Le 28/03/2011 19:42, Simon Brereton a écrit :
>> [snip]
>>> So this is my attempt:
>>>
>>> deliverquota  unix  -       n       n       -       -       pipe
>>>     flags=DRhu user=vmail argv=/usr/bin/deliverquota
>> $domain/$recipient
>>>
>>> One concern - vmail is not a user on my system (and since I copied
>> this from the maildrop pipe, I'm now wondering how mail is delivered
>> at all.
>>>
>>
>> Not via maildrop, since the user does not exist.
>> The first message postfix tries to deliver to the maildrop transport
>> will crash it with a fatal error.
>>
>> For basic information on how (local) mail is delivered, read
>> http://www.postfix.org/OVERVIEW.html#delivering
> 
> I agree with your diagnosis :)  I'm just now confused as to what *is* 
> delivering mail.  I'll try to figure that out.
>  

mail is delivered by whatever you define as a transport.
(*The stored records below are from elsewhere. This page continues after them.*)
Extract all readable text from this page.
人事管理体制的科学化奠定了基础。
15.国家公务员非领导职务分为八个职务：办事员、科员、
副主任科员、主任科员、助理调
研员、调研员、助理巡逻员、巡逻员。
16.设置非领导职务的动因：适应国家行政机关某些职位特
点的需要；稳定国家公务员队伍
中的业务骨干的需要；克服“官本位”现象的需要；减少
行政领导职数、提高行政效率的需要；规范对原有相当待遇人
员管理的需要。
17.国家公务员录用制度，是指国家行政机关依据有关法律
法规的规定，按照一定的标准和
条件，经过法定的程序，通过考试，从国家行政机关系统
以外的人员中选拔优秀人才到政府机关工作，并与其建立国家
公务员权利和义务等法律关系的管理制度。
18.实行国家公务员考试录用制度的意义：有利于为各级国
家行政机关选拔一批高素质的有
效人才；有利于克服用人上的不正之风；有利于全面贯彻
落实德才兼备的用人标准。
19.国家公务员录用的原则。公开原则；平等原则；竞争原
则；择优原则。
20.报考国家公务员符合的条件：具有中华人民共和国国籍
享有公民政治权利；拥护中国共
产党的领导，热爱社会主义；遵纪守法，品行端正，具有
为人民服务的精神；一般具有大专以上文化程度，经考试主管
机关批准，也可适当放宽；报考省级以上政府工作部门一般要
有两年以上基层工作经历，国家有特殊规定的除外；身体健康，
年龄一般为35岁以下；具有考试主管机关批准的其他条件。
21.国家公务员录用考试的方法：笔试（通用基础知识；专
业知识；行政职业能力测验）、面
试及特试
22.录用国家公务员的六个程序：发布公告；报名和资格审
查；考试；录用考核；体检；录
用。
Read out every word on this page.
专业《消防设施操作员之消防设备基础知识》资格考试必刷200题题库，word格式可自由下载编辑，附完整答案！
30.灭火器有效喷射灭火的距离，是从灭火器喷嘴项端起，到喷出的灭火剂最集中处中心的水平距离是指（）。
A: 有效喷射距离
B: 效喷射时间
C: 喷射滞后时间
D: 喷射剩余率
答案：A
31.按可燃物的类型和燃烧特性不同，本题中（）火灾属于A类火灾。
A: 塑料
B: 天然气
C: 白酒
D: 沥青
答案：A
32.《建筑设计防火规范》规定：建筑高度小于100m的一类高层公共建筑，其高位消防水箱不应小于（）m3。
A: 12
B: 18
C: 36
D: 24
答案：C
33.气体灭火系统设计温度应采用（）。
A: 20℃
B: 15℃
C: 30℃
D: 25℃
you can define 100 transports in master.cf without these being used at
all. in short

deliverquota unix - ..... pipe
        ...

in master.cf defines a transport. it doesn't say that transport will be
used.

that said, don't approach the quota problem until you have a good
confidence in understanding other stuff. quota is a hard problem.

>>> My first question is, is $domain/$recipient the way to deliver a
>> Maildir structure that is always domain.tld/user where user is the
>> portion before the @ - this is the way I've understood man pipe, but
>> I'd like to be sure.

in your example, postfix doesn't care what $domain/$recipient means. it
is passed as an argument to deliverquota.

You have a choice:
- you let postfix deliver, in which case this is defined via things like
virtual_recipient_maps.
- you deliver with something else (dovecot, maildrop, whatever) in which
case postfix doesn't care where your mail goes.


>>> Do I need it to be unpriv or not?

leave it to the default value: make it a '-'.